Prime Minister Justin Trudeau is denying any political involvement in the arrest of a top Chinese tech executive at the Vancouver airport last weekend, while experts warn the move could put a chill on Canada-China relations. "After some initial euphoria it became clear that there weren't a lot of detailed preparations, and therefore nobody really knew what was the likelihood of this agreement lasting".
Liu Weidong, a China-US affairs expert from the Chinese Academy of Social Sciences, said it was a calculated act by Washington aimed at improving its hand in trade negotiations with Beijing.
"If the USA couldn't break the 2 percent growth environment, with zero-bound interest rates and a rapidly expanding balance sheet early in the economic cycle, why would you ever think we could do it when interest rates are rising and balance sheet is shrinking and we are basically 9-10 years into an aging economic cycle", he said. "At any other time, if the Chinese were feeling more confident, if they were feeling their economy were more robust, the response would have been to cancel any pledges they made".

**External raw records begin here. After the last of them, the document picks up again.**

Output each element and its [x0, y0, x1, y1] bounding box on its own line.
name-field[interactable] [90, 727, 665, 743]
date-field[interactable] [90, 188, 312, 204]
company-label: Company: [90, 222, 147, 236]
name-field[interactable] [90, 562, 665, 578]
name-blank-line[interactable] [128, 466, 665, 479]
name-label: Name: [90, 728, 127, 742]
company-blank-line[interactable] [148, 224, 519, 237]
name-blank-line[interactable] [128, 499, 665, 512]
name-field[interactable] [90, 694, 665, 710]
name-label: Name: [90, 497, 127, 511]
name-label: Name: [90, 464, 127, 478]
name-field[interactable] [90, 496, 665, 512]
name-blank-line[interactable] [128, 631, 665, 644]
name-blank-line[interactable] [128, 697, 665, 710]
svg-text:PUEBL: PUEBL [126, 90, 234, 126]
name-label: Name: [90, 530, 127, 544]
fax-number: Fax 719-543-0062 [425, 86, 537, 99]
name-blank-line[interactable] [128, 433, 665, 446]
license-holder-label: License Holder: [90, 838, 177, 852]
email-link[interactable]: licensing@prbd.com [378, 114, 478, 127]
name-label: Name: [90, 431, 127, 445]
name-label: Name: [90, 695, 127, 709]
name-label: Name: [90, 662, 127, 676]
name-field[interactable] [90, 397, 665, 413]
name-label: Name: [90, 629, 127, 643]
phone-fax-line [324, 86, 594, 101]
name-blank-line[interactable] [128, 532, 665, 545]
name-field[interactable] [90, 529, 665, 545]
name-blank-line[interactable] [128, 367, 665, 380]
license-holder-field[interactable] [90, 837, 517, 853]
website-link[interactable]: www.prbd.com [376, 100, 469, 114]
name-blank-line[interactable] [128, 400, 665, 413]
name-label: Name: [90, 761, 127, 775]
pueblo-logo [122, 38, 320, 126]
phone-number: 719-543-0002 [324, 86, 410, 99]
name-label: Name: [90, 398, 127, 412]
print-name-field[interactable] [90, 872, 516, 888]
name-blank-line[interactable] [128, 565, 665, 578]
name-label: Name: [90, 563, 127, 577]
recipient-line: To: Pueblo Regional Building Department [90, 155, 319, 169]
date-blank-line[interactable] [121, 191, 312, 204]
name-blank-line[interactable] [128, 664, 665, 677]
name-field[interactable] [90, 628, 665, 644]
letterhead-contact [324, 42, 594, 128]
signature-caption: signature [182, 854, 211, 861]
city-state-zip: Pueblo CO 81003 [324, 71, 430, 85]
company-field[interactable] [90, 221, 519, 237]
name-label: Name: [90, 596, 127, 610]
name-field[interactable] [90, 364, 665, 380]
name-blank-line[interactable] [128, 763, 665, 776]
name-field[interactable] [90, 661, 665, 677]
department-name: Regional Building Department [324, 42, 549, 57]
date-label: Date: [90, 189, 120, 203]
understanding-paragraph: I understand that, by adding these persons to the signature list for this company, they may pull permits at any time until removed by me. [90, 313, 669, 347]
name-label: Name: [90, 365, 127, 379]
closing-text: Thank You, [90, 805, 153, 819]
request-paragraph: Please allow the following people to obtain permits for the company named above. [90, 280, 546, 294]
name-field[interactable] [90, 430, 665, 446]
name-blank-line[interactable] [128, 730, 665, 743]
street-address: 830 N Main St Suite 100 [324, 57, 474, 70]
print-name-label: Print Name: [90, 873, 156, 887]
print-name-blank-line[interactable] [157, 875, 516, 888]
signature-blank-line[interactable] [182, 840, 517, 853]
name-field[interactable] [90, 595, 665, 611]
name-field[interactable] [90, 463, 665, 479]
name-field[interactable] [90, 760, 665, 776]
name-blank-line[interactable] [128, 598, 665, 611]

She is the daughter of the company's founder and a member of the inner elite circle in that country - akin to royalty.
Huawei issued a statement saying Meng was changing flights in Canada when she was detained "on behalf of the United States of America" to face "unspecified charges" in NY.

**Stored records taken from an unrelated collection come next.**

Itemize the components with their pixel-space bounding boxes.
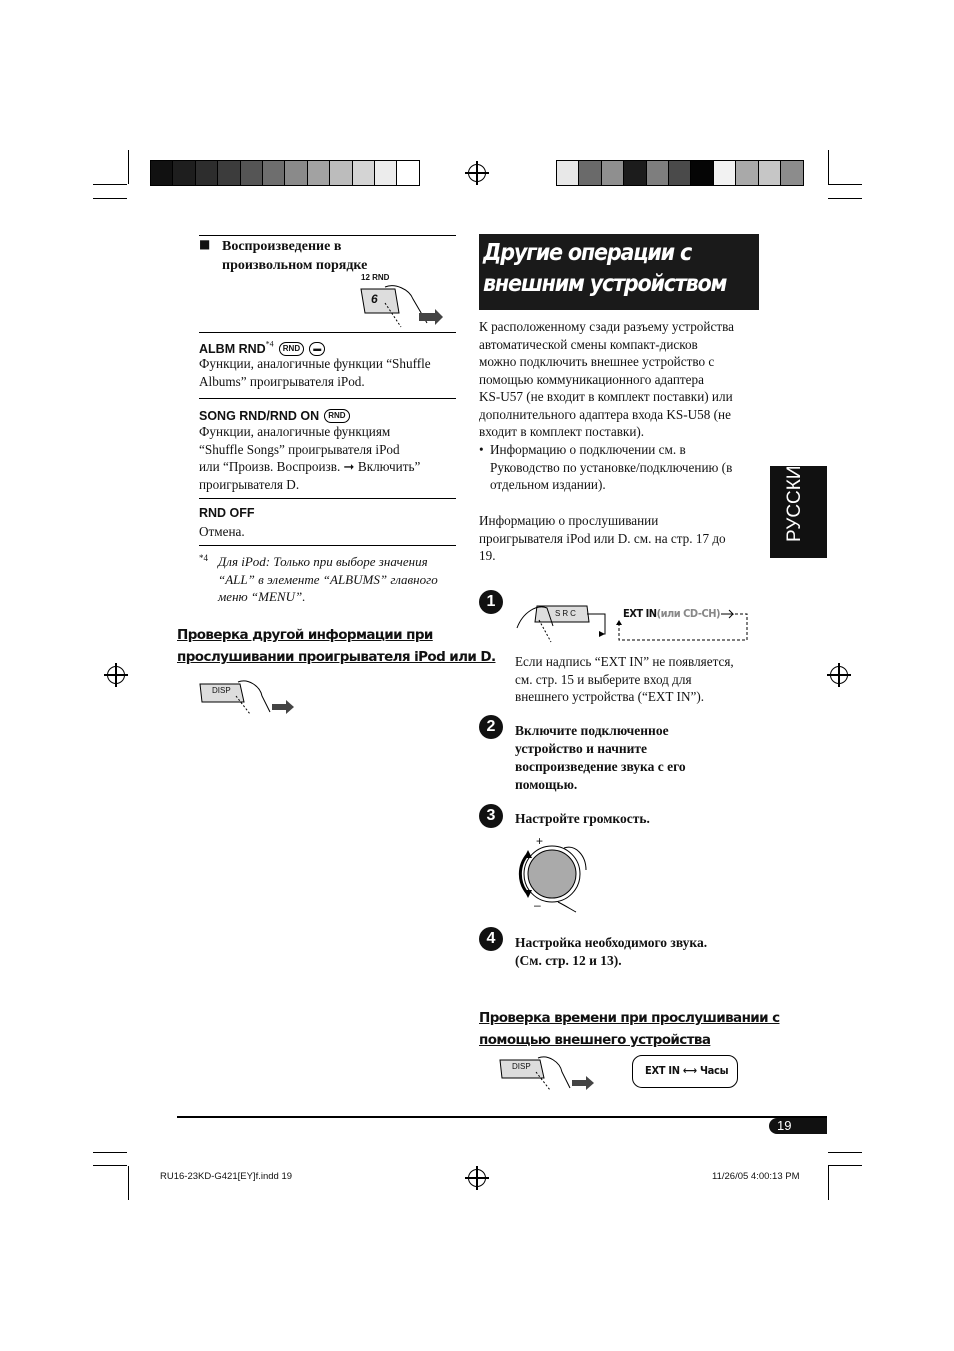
step-3-number: 3 (479, 804, 503, 828)
color-swatch (284, 160, 308, 186)
step-1-number: 1 (479, 590, 503, 614)
color-swatch (735, 160, 759, 186)
section-rule (199, 545, 456, 546)
random-heading: Воспроизведение в произвольном порядке (222, 239, 368, 273)
language-side-tab: РУССКИЙ (770, 466, 827, 558)
check-info-heading: Проверка другой информации при прослушивании проигрывателя iPod или D. (177, 627, 496, 665)
section-title: Другие операции с внешним устройством (483, 240, 727, 297)
registration-mark-icon (468, 1169, 486, 1187)
footer-filename: RU16-23KD-G421[EY]f.indd 19 (160, 1171, 293, 1182)
crop-mark (93, 1165, 127, 1166)
registration-mark-icon (107, 666, 125, 684)
text-line: автоматической смены компакт-дисков (479, 336, 698, 352)
clock-label: Часы (699, 1064, 729, 1077)
rnd-icon: RND (324, 409, 349, 423)
color-swatch (780, 160, 804, 186)
color-swatch (646, 160, 670, 186)
text-line: (См. стр. 12 и 13). (515, 953, 622, 968)
rnd-off-desc: Отмена. (199, 524, 245, 539)
step-4-number: 4 (479, 927, 503, 951)
color-swatch (150, 160, 174, 186)
color-swatch (172, 160, 196, 186)
intro-paragraph (479, 318, 734, 441)
color-swatch (195, 160, 219, 186)
ext-in-label: EXT IN (645, 1064, 680, 1077)
text-line: см. стр. 15 и выберите вход для (515, 671, 692, 687)
text-line: устройство и начните (515, 741, 648, 756)
text-line: воспроизведение звука с его (515, 759, 686, 774)
volume-minus: – (534, 898, 541, 912)
color-swatch (240, 160, 264, 186)
footer-rule (177, 1116, 827, 1118)
rnd-icon: RND (279, 342, 304, 356)
text-line: дополнительного адаптера входа KS-U58 (не (479, 406, 731, 422)
color-swatch (556, 160, 580, 186)
text-line: К расположенному сзади разъему устройства (479, 319, 734, 334)
text-line: можно подключить внешнее устройство с (479, 354, 715, 369)
check-time-heading: Проверка времени при прослушивании с помощью внешнего устройства (479, 1010, 780, 1048)
crop-mark (828, 198, 862, 199)
registration-mark-icon (830, 666, 848, 684)
square-bullet-icon: ■ (199, 237, 211, 251)
crop-mark (93, 1152, 127, 1153)
step-2-text (515, 722, 686, 794)
folder-icon: ▬ (309, 342, 325, 356)
color-swatch (758, 160, 782, 186)
step-3-text: Настройте громкость. (515, 811, 650, 826)
step-4-text (515, 934, 707, 970)
color-swatch (262, 160, 286, 186)
text-line: Настройка необходимого звука. (515, 935, 708, 950)
color-swatch (352, 160, 376, 186)
color-swatch (396, 160, 420, 186)
color-swatch (713, 160, 737, 186)
rnd-button-illustration: 12 RND 6 (355, 273, 445, 329)
text-line: KS-U57 (не входит в комплект поставки) или (479, 389, 733, 404)
src-button-label: SRC (555, 609, 578, 618)
color-swatch (601, 160, 625, 186)
footer-timestamp: 11/26/05 4:00:13 PM (712, 1171, 800, 1182)
crop-mark (128, 150, 129, 184)
display-mode-box (632, 1055, 738, 1088)
crop-mark (93, 184, 127, 185)
text-line: Информацию о прослушивании (479, 513, 659, 528)
text-line: помощью коммуникационного адаптера (479, 371, 704, 387)
color-swatch (217, 160, 241, 186)
text-line: входит в комплект поставки). (479, 424, 645, 439)
disp-button-illustration: DISP (198, 676, 298, 718)
section-title-banner (479, 234, 759, 310)
albm-rnd-desc: Функции, аналогичные функции “Shuffle Albums” проигрывателя iPod. (199, 356, 431, 389)
text-line: внешнего устройства (“EXT IN”). (515, 689, 705, 704)
color-swatch (623, 160, 647, 186)
song-rnd-title: SONG RND/RND ON RND (199, 405, 350, 424)
text-line: проигрывателя iPod или D. см. на стр. 17 до (479, 530, 726, 546)
double-arrow-icon: ⟷ (682, 1064, 697, 1077)
text-line: Руководство по установке/подключению (в (490, 459, 733, 475)
crop-mark (828, 184, 862, 185)
crop-mark (828, 1166, 829, 1200)
text-line: помощью. (515, 777, 578, 792)
color-swatch (329, 160, 353, 186)
registration-mark-icon (468, 164, 486, 182)
volume-knob-illustration (512, 836, 592, 914)
crop-mark (828, 1165, 862, 1166)
crop-mark (128, 1166, 129, 1200)
ext-in-label: EXT IN(или CD-CH) (623, 607, 721, 620)
text-line: 19. (479, 548, 496, 563)
color-swatch (690, 160, 714, 186)
connection-info-bullet (490, 441, 732, 494)
section-rule (199, 332, 456, 333)
albm-rnd-title: ALBM RND$^{*4}$ RND ▬ (199, 338, 325, 357)
footnote-mark: *4 (199, 553, 208, 563)
crop-mark (828, 150, 829, 184)
volume-plus: + (536, 834, 544, 848)
text-line: отдельном издании). (490, 477, 606, 492)
song-rnd-desc: Функции, аналогичные функциям “Shuffle Songs” проигрывателя iPod или “Произв. Воспроизв. ➞ Включить” проигрывателя D. (199, 424, 421, 492)
section-rule (199, 398, 456, 399)
bullet-dot: • (479, 442, 484, 457)
step-1-text (515, 653, 734, 706)
page-number: 19 (777, 1118, 792, 1133)
ipod-info-paragraph (479, 512, 726, 565)
disp-button-illustration: DISP (498, 1054, 598, 1096)
color-swatch (307, 160, 331, 186)
color-swatch (374, 160, 398, 186)
src-button-illustration (513, 598, 753, 646)
footnote: Для iPod: Только при выборе значения “ALL” в элементе “ALBUMS” главного меню “MENU”. (218, 554, 438, 604)
crop-mark (828, 1152, 862, 1153)
color-swatch (578, 160, 602, 186)
section-rule (199, 235, 456, 236)
crop-mark (93, 198, 127, 199)
rnd-off-title: RND OFF (199, 506, 255, 520)
color-swatch (668, 160, 692, 186)
text-line: Включите подключенное (515, 723, 669, 738)
step-2-number: 2 (479, 715, 503, 739)
text-line: Если надпись “EXT IN” не появляется, (515, 654, 734, 669)
text-line: Информацию о подключении см. в (490, 442, 686, 457)
page-number-tab (769, 1118, 827, 1134)
section-rule (199, 498, 456, 499)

Earlier this year, the United States almost drove Huawei's biggest Chinese rival, ZTE Corp., out of business for selling equipment to North Korea and Iran in violation of US sanctions.
China's call for Meng's immediate release was front page news in Chinese city and business newspapers, and sparked strong nationalist sentiment on social media.
At the same time, United States national security adviser John Bolton said global Chinese tech firms like Huawei would be a "major subject" of discussion between the USA and Chinese governments during their trade negotiations, although Bolton did not specify whether Meng's case would be covered in future talks.
"Huawei complies with all applicable laws and regulations where it operates, including applicable export control and sanction laws and regulations of the UN, US and European Union", the company said in a statement.
The timing of the arrest couldn't have been more awkward.
It came on the same day Trump and Chinese President Xi Jinping dined together at the G20 summit in Buenos Aires.
The company is said to be employee-owned but there has always been speculation about Huawei's links to the Chinese Government.
"There clearly are vulnerabilities, because Huawei at the end of the day, although it takes great pride in being a private corporation and I believe genuinely wants to be one ... has to do what the Chinese Communist Party tells it to do", Mr Inkster told Breakfast's Fran Kelly.
"It could jeopardize all of this", Sui said of the arrest.
"Neither the U.S. nor Canada has made any clarification on the reason for the detention so far", he said. "We were advised by them with a few days' notice that this was in the works but of course there was no engagement or involvement in the political level in this decision because we respect the independence of our judicial processes", he said Thursday. The Trump administration says they benefit from improper subsidies and market barriers.
Evans argued the arrest is just one small part of a broader, longer-term geopolitical story playing out between the USA and China, and it is concerning for Canada to be caught in the middle.
The Latest on the arrest of an executive of Chinese telecoms equipment maker Huawei Technologies.
Canadian officials said Meng faces possible extradition to the United States.
Bolton also declined to discuss specifics over Meng's arrest, saying it was a matter for law enforcement. "We are working very closely with the broader security community".
Jones happened to be presenting his office's first report assessing cyber security threats. Similar allegations of breaching USA export restrictions led to rival Chinese telecoms equipment maker ZTE Corp being hit with a devastating ban and heavy fines this year.
Officials in some governments, particularly the United States, have voiced concern that his company is close to the Chinese military and government. "Would not want to be a Canadian business leader in China right now".